2. 301 redirect, page to page basis wherever possible (which should be possible if you are moving the whole site "as is")

3. Here are some initial thoughts
- Make sure all redirects are in one hit, i.e. there are no chain redirects
- do not put new site live until you have all redirects ready to go on the old site - try to do it simultaneously or as close as possible
- 301 redirect will transfer link juice to a new site, although some link juice will be lost. Try to contact as many of sites that link to the old site and see if you can get them to change link to go directly to a new site - it helps build trust
- create webmaster tools account and add both sites to the same webmaster tools account
- try to make as few mistakes as possible, especially with URL structure as it is painful to fix it afterwards
- if your old site is changing whois information, it would be a good idea that the new site has the same whois

Somewhere on these boards there was a big checklist on what to do with site move, but I cannot find it.
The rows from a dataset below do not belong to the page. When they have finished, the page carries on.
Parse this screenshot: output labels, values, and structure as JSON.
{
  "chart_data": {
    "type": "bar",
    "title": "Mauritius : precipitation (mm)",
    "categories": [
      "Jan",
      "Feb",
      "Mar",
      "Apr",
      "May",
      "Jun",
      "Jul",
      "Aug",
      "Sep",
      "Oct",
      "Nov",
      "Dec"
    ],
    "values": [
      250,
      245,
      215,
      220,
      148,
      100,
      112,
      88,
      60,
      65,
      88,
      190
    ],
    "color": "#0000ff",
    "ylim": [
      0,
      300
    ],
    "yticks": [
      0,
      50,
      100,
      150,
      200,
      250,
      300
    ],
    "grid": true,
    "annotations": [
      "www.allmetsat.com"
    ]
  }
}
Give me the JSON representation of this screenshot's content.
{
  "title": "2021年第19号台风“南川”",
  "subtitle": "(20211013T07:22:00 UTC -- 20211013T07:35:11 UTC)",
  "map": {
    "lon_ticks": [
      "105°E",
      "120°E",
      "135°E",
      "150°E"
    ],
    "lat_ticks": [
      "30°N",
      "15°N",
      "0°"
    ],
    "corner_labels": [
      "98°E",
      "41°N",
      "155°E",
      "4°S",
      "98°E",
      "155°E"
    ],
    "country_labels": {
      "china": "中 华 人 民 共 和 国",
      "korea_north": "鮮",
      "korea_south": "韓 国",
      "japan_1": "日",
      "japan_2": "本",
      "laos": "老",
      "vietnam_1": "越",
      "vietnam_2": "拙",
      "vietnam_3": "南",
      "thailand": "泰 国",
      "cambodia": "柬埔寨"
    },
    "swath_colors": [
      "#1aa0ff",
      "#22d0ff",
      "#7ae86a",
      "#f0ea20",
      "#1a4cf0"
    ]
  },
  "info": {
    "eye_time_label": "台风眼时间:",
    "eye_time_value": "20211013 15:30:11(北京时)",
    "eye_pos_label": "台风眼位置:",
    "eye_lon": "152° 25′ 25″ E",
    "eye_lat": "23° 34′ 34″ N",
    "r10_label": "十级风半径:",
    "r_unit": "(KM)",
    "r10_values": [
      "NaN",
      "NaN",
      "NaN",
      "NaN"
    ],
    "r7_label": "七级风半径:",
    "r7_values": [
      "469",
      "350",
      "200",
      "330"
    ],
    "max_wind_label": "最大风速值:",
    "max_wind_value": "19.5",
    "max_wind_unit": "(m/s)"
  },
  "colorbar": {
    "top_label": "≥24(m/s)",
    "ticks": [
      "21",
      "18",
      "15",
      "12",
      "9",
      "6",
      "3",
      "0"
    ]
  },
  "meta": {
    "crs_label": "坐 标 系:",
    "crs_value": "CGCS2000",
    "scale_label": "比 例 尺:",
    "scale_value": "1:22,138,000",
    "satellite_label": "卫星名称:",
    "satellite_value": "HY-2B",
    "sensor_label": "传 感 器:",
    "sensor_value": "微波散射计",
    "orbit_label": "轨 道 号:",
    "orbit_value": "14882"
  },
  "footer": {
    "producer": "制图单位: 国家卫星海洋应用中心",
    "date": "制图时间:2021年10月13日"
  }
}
See if you can find it - you may find it helpful.

aakk9999

1:18 am on Jan 7, 2011 (gmt 0)

WebmasterWorld Senior Member 10+ Year Member Top Contributors Of The Month



And another one - almost forgot (although it is a part of chain redirects already mentioned) - if the old site has some permanent redirects already set up - these will have to change so that it now goes directly to the new site URL.

For example, if the old site has redirect set up from example.com to www.example.com then when you are setting up redirects for the old site to go to a new site, you will want to change this redirect to go from example.com to www.newexample.com (and NOT from example.com --> www.example.com --> www.newexample.com)

So you would have to find all current redirects on the old site and make sure they redirect to correct page on the new site in one go.

Vj2011

12:47 am on Jan 8, 2011 (gmt 0)

10+ Year Member



Thanks very much for the advice. Really helpful.